Research Note: Demographic Change on the United States Coast, 2020–2100
Prospective demographic information of the United States is limited to national-level analyses and subnational analyses of the total population. With nearly 40% of the U.S. population being residents of coastal areas, understanding the anticipated demographic changes in coastal counties is important for long-range planning purposes. In this research note, we use long-range, county-level population projections based on a simplified cohort-component method to discuss demographic changes by age, sex, and race and ethnicity for coastal counties between 2020 and the end of the century, and we compare these changes to inland counties.
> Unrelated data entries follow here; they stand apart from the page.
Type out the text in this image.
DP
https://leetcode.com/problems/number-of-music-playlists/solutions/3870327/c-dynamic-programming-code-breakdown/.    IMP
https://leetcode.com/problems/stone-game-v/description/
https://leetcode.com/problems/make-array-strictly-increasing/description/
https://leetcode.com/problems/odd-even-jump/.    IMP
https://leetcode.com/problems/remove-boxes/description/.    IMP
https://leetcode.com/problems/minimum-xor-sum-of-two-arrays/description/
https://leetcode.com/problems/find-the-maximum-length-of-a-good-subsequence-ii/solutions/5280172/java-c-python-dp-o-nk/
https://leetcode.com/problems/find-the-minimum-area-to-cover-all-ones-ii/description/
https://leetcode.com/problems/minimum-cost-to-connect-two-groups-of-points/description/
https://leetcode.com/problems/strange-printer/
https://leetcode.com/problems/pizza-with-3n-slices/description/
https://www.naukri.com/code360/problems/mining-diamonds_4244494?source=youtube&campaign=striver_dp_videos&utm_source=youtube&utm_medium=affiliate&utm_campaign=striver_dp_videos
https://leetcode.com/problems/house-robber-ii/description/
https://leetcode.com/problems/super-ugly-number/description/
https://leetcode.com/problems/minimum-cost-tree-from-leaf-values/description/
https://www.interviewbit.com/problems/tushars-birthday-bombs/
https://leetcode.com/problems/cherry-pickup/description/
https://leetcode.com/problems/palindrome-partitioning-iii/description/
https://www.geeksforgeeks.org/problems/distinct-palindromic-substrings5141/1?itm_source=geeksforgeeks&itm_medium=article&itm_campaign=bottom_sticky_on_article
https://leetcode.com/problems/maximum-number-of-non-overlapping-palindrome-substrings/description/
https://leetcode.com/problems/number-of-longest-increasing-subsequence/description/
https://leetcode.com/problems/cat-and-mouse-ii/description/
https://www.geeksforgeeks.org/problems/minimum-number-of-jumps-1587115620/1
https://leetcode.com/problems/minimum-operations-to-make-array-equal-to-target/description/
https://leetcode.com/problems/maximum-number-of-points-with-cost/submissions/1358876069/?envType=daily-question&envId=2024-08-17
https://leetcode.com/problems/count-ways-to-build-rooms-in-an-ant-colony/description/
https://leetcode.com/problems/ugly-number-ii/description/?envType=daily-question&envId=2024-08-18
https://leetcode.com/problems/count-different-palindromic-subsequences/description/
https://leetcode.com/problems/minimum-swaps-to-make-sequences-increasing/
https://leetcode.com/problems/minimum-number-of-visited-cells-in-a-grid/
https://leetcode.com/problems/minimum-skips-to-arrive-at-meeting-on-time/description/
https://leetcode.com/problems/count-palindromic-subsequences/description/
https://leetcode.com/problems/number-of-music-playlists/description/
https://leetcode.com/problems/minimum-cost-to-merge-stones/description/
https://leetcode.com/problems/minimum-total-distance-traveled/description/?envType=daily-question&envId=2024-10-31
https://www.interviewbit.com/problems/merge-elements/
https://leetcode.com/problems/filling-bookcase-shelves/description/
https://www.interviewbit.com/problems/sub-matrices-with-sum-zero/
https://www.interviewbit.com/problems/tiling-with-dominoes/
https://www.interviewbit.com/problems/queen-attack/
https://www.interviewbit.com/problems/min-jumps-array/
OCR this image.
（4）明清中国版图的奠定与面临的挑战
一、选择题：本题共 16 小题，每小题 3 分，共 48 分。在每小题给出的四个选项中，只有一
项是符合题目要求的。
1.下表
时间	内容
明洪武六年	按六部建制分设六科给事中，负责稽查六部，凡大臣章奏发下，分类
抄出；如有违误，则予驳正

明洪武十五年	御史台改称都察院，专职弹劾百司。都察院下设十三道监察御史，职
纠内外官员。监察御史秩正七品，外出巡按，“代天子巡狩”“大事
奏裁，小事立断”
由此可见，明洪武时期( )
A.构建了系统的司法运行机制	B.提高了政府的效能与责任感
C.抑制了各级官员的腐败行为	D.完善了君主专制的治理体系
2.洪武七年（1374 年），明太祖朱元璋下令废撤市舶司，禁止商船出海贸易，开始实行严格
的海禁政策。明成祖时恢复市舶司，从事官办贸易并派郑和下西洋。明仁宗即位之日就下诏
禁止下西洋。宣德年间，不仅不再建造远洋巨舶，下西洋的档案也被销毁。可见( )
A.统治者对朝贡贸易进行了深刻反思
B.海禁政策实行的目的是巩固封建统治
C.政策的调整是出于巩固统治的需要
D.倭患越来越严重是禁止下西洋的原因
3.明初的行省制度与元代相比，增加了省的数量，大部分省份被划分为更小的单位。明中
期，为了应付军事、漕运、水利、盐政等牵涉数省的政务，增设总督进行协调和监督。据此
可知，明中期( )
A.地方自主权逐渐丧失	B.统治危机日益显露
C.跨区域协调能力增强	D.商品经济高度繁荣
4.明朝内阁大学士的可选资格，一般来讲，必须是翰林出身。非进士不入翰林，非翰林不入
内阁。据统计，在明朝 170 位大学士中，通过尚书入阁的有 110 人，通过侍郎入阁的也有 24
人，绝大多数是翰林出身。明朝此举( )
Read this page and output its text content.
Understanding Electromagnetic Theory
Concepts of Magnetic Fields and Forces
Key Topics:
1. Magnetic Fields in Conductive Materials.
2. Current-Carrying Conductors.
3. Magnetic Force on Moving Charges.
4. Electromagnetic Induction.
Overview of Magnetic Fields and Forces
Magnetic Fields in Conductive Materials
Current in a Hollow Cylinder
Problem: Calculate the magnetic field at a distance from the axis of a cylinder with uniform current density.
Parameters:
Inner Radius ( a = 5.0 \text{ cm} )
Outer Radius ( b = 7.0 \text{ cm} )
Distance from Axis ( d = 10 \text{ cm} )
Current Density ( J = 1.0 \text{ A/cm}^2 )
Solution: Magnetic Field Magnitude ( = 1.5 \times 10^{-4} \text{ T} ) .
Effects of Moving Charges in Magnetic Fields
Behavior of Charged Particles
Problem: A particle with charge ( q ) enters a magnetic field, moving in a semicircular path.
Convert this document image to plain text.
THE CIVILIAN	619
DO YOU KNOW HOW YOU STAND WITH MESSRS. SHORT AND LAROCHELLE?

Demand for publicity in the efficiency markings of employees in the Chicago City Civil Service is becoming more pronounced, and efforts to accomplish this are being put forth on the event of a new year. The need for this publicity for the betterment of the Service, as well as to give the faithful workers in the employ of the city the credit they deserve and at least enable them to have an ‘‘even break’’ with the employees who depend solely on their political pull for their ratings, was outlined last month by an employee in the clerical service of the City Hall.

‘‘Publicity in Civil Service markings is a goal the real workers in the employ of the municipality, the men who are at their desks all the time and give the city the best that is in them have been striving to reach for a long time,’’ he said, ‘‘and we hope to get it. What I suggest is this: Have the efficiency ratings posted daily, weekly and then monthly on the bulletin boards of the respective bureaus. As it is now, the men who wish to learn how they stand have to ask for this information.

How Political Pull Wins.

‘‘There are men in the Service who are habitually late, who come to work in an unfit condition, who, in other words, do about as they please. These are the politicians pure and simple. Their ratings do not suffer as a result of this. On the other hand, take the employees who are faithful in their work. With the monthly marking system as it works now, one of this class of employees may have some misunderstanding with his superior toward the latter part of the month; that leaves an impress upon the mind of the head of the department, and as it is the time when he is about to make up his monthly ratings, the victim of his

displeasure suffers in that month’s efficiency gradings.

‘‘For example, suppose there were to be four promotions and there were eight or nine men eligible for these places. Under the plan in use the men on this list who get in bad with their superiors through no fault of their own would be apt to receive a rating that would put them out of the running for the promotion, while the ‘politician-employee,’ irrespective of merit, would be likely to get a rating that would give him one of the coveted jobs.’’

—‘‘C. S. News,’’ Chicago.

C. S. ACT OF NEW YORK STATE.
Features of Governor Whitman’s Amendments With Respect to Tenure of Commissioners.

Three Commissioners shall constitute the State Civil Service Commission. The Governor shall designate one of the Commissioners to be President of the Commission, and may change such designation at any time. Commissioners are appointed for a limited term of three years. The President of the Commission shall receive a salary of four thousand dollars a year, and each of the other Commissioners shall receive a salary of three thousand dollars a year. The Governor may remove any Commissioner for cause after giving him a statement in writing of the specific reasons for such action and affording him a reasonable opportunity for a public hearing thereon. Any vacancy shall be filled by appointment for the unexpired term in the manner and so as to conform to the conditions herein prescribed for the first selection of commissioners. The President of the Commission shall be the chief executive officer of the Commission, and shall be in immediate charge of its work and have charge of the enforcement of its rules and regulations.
Presently, coastal counties are statistically significantly different from inland counties by race and ethnicity (more diverse) and sex (more women) but not by age, yet by 2025, we expect coastal counties to become significantly older than inland counties. We note several important trajectories of predicted demographic outcomes in coastal counties across the remainder of the century: (1) the non-Hispanic White population is expected to decrease, both numerically and as a percentage of the population; (2) the population older than 65 is projected to increase, both numerically and as a percentage of the population; and (3) the ratio of women to men remains constant over the century at 1.03. These trends combine to suggest that the future U.S. coastline will likely be both increasingly diverse racially and ethnically and significantly older than it is today.